Fig. 2. Optimization and usage of the micromold display.

a Increasing crosslinker ratio results in AM/AZO-CD hydrogels with a higher elastic module; (b) Higher crosslinker ratio causes a decrease of the engraving speed on the hydrogel, but facilitate handing of the micromold displays; consequently, the hydrogel formulation with 1.6 mol% crosslinker was chosen for further experiments; (c) Engraving height increases with increasing exposure time, reaching 10.6 μm after 15 min UV irradiation; (d) Illustration of consecutive setting/resetting cycles of the micromold display with different topographies; (e) Optical pictures and WLI characterization of four PDMS substrates replicated from micromolds generated on the micromold display with a smiley (1st and 3rd) and a deer (2nd and 4th) structure. Data in a, b and c are presented as mean values ± SD. Error bars represent the standard deviation from three samples.

Fig. 3. Micromold display structures generated using digital light processing (DLP).

a Scheme of maskless projection lithography system based on a digital micromirror device (DMD); (b) WLI profile of replicated PDMS with a triangle array; (c) Engraving height increases over exposure time reaching 11 μm after 10 min of illumination; (d) The profile of replicated PDMS with a tree structure showing the ability of the micromold display to fabricate complex shapes; (e, f) Two consecutive lithography-replication process based on reversibility of the AM/AZO-CD hydrogel via digital masks using the custom-made DMD; (g) A square array greyscale digital mask used for grayscale lithography, and (h, i) WLI image and feature profile of obtained structure on the replicated PDMS with different height; (j) A grayscale flower mask used for grayscale lithography and (k, l) WLI image and feature profile of replicated flower on PDMS with different height based on the varied transparency of the mask. Data in c are presented as mean values ± SD. Error bars represent the standard deviation from three samples.

Fig. 4. Optical and microfluidic devices fabrication using the developed micromold display.

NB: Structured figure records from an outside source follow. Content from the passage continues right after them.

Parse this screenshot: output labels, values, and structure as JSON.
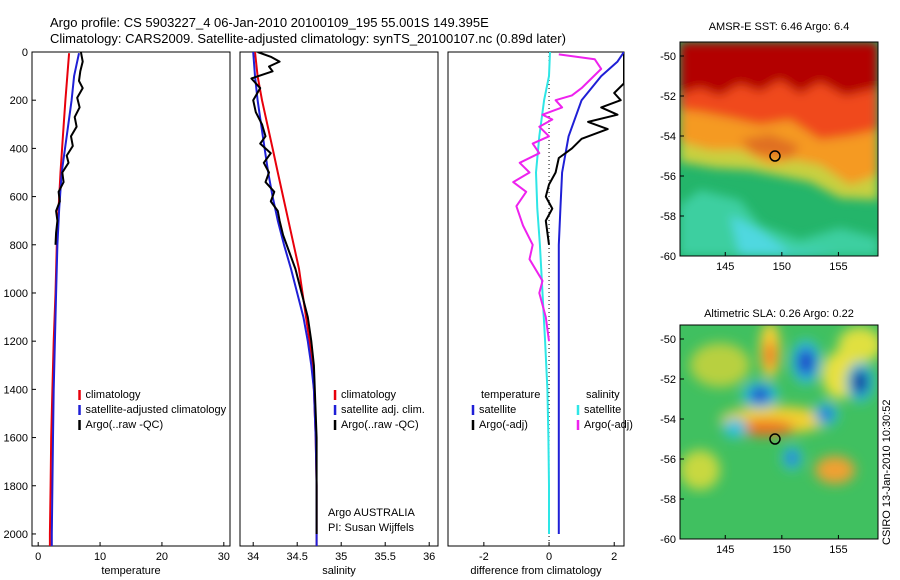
{
  "header": {
    "title_line1": "Argo profile: CS 5903227_4 06-Jan-2010 20100109_195 55.001S 149.395E",
    "title_line2": "Climatology: CARS2009. Satellite-adjusted climatology: synTS_20100107.nc (0.89d later)"
  },
  "side_label": "CSIRO 13-Jan-2010 10:30:52",
  "colors": {
    "red": "#e8000b",
    "blue": "#1f1fd6",
    "black": "#000000",
    "cyan": "#2ee6e6",
    "magenta": "#ee22ee"
  },
  "chart_data": [
    {
      "id": "temperature",
      "type": "line",
      "xlabel": "temperature",
      "ylabel": "",
      "xlim": [
        -1,
        31
      ],
      "ylim": [
        2050,
        0
      ],
      "xticks": [
        0,
        10,
        20,
        30
      ],
      "yticks": [
        0,
        200,
        400,
        600,
        800,
        1000,
        1200,
        1400,
        1600,
        1800,
        2000
      ],
      "legend": {
        "placement": "bottom-right",
        "entries": [
          {
            "label": "climatology",
            "color": "red"
          },
          {
            "label": "satellite-adjusted climatology",
            "color": "blue"
          },
          {
            "label": "Argo(..raw -QC)",
            "color": "black"
          }
        ]
      },
      "annotations": [],
      "series": [
        {
          "color": "red",
          "points": [
            [
              5.0,
              5
            ],
            [
              4.7,
              100
            ],
            [
              4.4,
              200
            ],
            [
              4.0,
              350
            ],
            [
              3.6,
              500
            ],
            [
              3.3,
              650
            ],
            [
              3.0,
              800
            ],
            [
              2.8,
              1000
            ],
            [
              2.5,
              1200
            ],
            [
              2.3,
              1400
            ],
            [
              2.1,
              1600
            ],
            [
              2.0,
              1800
            ],
            [
              1.9,
              2000
            ],
            [
              1.9,
              2060
            ]
          ]
        },
        {
          "color": "blue",
          "points": [
            [
              6.6,
              5
            ],
            [
              5.8,
              100
            ],
            [
              5.4,
              200
            ],
            [
              4.6,
              350
            ],
            [
              3.8,
              500
            ],
            [
              3.4,
              650
            ],
            [
              3.1,
              800
            ],
            [
              2.9,
              1000
            ],
            [
              2.7,
              1200
            ],
            [
              2.5,
              1400
            ],
            [
              2.4,
              1600
            ],
            [
              2.3,
              1800
            ],
            [
              2.2,
              2000
            ],
            [
              2.2,
              2060
            ]
          ]
        },
        {
          "color": "black",
          "points": [
            [
              6.9,
              0
            ],
            [
              7.2,
              40
            ],
            [
              6.8,
              80
            ],
            [
              6.6,
              120
            ],
            [
              7.2,
              150
            ],
            [
              6.3,
              190
            ],
            [
              6.7,
              230
            ],
            [
              5.9,
              270
            ],
            [
              6.2,
              310
            ],
            [
              5.3,
              350
            ],
            [
              5.6,
              390
            ],
            [
              4.6,
              430
            ],
            [
              4.9,
              460
            ],
            [
              3.9,
              500
            ],
            [
              4.1,
              540
            ],
            [
              3.3,
              580
            ],
            [
              3.5,
              620
            ],
            [
              2.9,
              660
            ],
            [
              3.1,
              700
            ],
            [
              2.9,
              750
            ],
            [
              2.8,
              800
            ]
          ]
        }
      ]
    },
    {
      "id": "salinity",
      "type": "line",
      "xlabel": "salinity",
      "ylabel": "",
      "xlim": [
        33.85,
        36.1
      ],
      "ylim": [
        2050,
        0
      ],
      "xticks": [
        34,
        34.5,
        35,
        35.5,
        36
      ],
      "yticks": [],
      "legend": {
        "placement": "bottom-right",
        "entries": [
          {
            "label": "climatology",
            "color": "red"
          },
          {
            "label": "satellite adj. clim.",
            "color": "blue"
          },
          {
            "label": "Argo(..raw -QC)",
            "color": "black"
          }
        ]
      },
      "annotations": [
        "Argo AUSTRALIA",
        "PI: Susan Wijffels"
      ],
      "series": [
        {
          "color": "red",
          "points": [
            [
              34.02,
              0
            ],
            [
              34.05,
              100
            ],
            [
              34.1,
              200
            ],
            [
              34.16,
              300
            ],
            [
              34.22,
              400
            ],
            [
              34.28,
              500
            ],
            [
              34.34,
              600
            ],
            [
              34.4,
              700
            ],
            [
              34.46,
              800
            ],
            [
              34.52,
              900
            ],
            [
              34.56,
              1000
            ],
            [
              34.6,
              1100
            ],
            [
              34.64,
              1200
            ],
            [
              34.67,
              1300
            ],
            [
              34.69,
              1400
            ],
            [
              34.7,
              1500
            ],
            [
              34.71,
              1600
            ],
            [
              34.72,
              1800
            ],
            [
              34.72,
              2060
            ]
          ]
        },
        {
          "color": "blue",
          "points": [
            [
              34.0,
              0
            ],
            [
              34.02,
              100
            ],
            [
              34.05,
              200
            ],
            [
              34.09,
              300
            ],
            [
              34.13,
              400
            ],
            [
              34.17,
              500
            ],
            [
              34.22,
              600
            ],
            [
              34.28,
              700
            ],
            [
              34.35,
              800
            ],
            [
              34.43,
              900
            ],
            [
              34.5,
              1000
            ],
            [
              34.57,
              1100
            ],
            [
              34.62,
              1200
            ],
            [
              34.66,
              1300
            ],
            [
              34.69,
              1400
            ],
            [
              34.7,
              1500
            ],
            [
              34.71,
              1600
            ],
            [
              34.72,
              1800
            ],
            [
              34.72,
              2060
            ]
          ]
        },
        {
          "color": "black",
          "points": [
            [
              34.05,
              0
            ],
            [
              34.2,
              20
            ],
            [
              34.3,
              40
            ],
            [
              34.18,
              60
            ],
            [
              34.22,
              80
            ],
            [
              33.98,
              110
            ],
            [
              34.08,
              150
            ],
            [
              34.0,
              200
            ],
            [
              34.03,
              250
            ],
            [
              34.1,
              300
            ],
            [
              34.14,
              350
            ],
            [
              34.08,
              380
            ],
            [
              34.2,
              420
            ],
            [
              34.12,
              460
            ],
            [
              34.18,
              500
            ],
            [
              34.14,
              540
            ],
            [
              34.24,
              580
            ],
            [
              34.2,
              620
            ],
            [
              34.28,
              660
            ],
            [
              34.3,
              700
            ],
            [
              34.34,
              760
            ],
            [
              34.4,
              820
            ],
            [
              34.48,
              900
            ],
            [
              34.55,
              1000
            ],
            [
              34.62,
              1100
            ],
            [
              34.66,
              1200
            ],
            [
              34.69,
              1300
            ],
            [
              34.7,
              1400
            ],
            [
              34.71,
              1500
            ],
            [
              34.72,
              1600
            ],
            [
              34.72,
              1800
            ],
            [
              34.72,
              2000
            ]
          ]
        }
      ]
    },
    {
      "id": "difference",
      "type": "line",
      "xlabel": "difference from climatology",
      "ylabel": "",
      "xlim": [
        -3.1,
        2.3
      ],
      "ylim": [
        2050,
        0
      ],
      "xticks": [
        -2,
        0,
        2
      ],
      "yticks": [],
      "zero_line": "dotted",
      "legend": {
        "placement": "bottom",
        "entries": [
          {
            "label": "temperature",
            "color": "none"
          },
          {
            "label": "satellite",
            "color": "blue"
          },
          {
            "label": "Argo(-adj)",
            "color": "black"
          },
          {
            "label": "salinity",
            "color": "none"
          },
          {
            "label": "satellite",
            "color": "cyan"
          },
          {
            "label": "Argo(-adj)",
            "color": "magenta"
          }
        ]
      },
      "annotations": [],
      "series": [
        {
          "color": "blue",
          "points": [
            [
              2.3,
              0
            ],
            [
              2.1,
              40
            ],
            [
              1.6,
              100
            ],
            [
              1.0,
              200
            ],
            [
              0.6,
              350
            ],
            [
              0.4,
              500
            ],
            [
              0.35,
              650
            ],
            [
              0.3,
              800
            ],
            [
              0.3,
              1000
            ],
            [
              0.3,
              1200
            ],
            [
              0.3,
              1400
            ],
            [
              0.3,
              1600
            ],
            [
              0.3,
              1800
            ],
            [
              0.3,
              2000
            ]
          ]
        },
        {
          "color": "cyan",
          "points": [
            [
              0.03,
              0
            ],
            [
              0.0,
              100
            ],
            [
              -0.15,
              200
            ],
            [
              -0.3,
              350
            ],
            [
              -0.4,
              500
            ],
            [
              -0.36,
              650
            ],
            [
              -0.28,
              800
            ],
            [
              -0.2,
              1000
            ],
            [
              -0.12,
              1200
            ],
            [
              -0.05,
              1400
            ],
            [
              -0.02,
              1600
            ],
            [
              0.0,
              1800
            ],
            [
              0.0,
              2000
            ]
          ]
        },
        {
          "color": "magenta",
          "points": [
            [
              0.3,
              10
            ],
            [
              1.4,
              30
            ],
            [
              1.6,
              70
            ],
            [
              1.0,
              150
            ],
            [
              0.7,
              180
            ],
            [
              0.2,
              200
            ],
            [
              0.4,
              230
            ],
            [
              -0.2,
              260
            ],
            [
              0.1,
              280
            ],
            [
              -0.3,
              310
            ],
            [
              0.0,
              350
            ],
            [
              -0.5,
              380
            ],
            [
              -0.3,
              420
            ],
            [
              -0.9,
              460
            ],
            [
              -0.6,
              500
            ],
            [
              -1.1,
              540
            ],
            [
              -0.7,
              580
            ],
            [
              -1.0,
              640
            ],
            [
              -0.8,
              720
            ],
            [
              -0.5,
              800
            ],
            [
              -0.6,
              860
            ],
            [
              -0.2,
              950
            ],
            [
              -0.3,
              1000
            ],
            [
              -0.1,
              1100
            ],
            [
              0.0,
              1200
            ]
          ]
        },
        {
          "color": "black",
          "points": [
            [
              2.3,
              10
            ],
            [
              2.3,
              80
            ],
            [
              2.3,
              130
            ],
            [
              2.0,
              170
            ],
            [
              2.2,
              200
            ],
            [
              1.6,
              230
            ],
            [
              2.1,
              260
            ],
            [
              1.2,
              290
            ],
            [
              1.8,
              320
            ],
            [
              1.0,
              360
            ],
            [
              0.7,
              400
            ],
            [
              0.3,
              440
            ],
            [
              0.2,
              500
            ],
            [
              0.0,
              550
            ],
            [
              -0.1,
              600
            ],
            [
              0.1,
              650
            ],
            [
              -0.1,
              700
            ],
            [
              0.0,
              800
            ]
          ]
        }
      ]
    }
  ],
  "maps": [
    {
      "id": "sst",
      "title": "AMSR-E SST: 6.46 Argo: 6.4",
      "lon": [
        141,
        158.5
      ],
      "lat": [
        -60,
        -49.3
      ],
      "xticks": [
        145,
        150,
        155
      ],
      "yticks": [
        -50,
        -52,
        -54,
        -56,
        -58,
        -60
      ],
      "marker": {
        "lon": 149.395,
        "lat": -55.001
      }
    },
    {
      "id": "sla",
      "title": "Altimetric SLA: 0.26 Argo: 0.22",
      "lon": [
        141,
        158.5
      ],
      "lat": [
        -60,
        -49.3
      ],
      "xticks": [
        145,
        150,
        155
      ],
      "yticks": [
        -50,
        -52,
        -54,
        -56,
        -58,
        -60
      ],
      "marker": {
        "lon": 149.395,
        "lat": -55.001
      }
    }
  ]
}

a Scanning electron micrograph and (b) 3D topography of PDMS microlens array and (c) corresponding diffraction pattern; (d) The binary hologram used as the digital mask for lithography using the Gerchberg-Saxton (GS) algorithm (the inset is original user-designed image that was used to generate the corresponding digital masks); (e) 3D profiles of the replicated PDMS DOE devices determined by WLI which show a feature resolution of about 30 μm and (f) corresponding diffraction patterns; (g) WLI characterization and (h) feature profile of the replicated microchannel in PDMS at different locations along the channel; (i) Optical picture of the microchannel filled with dyed water showing diffusive mixing.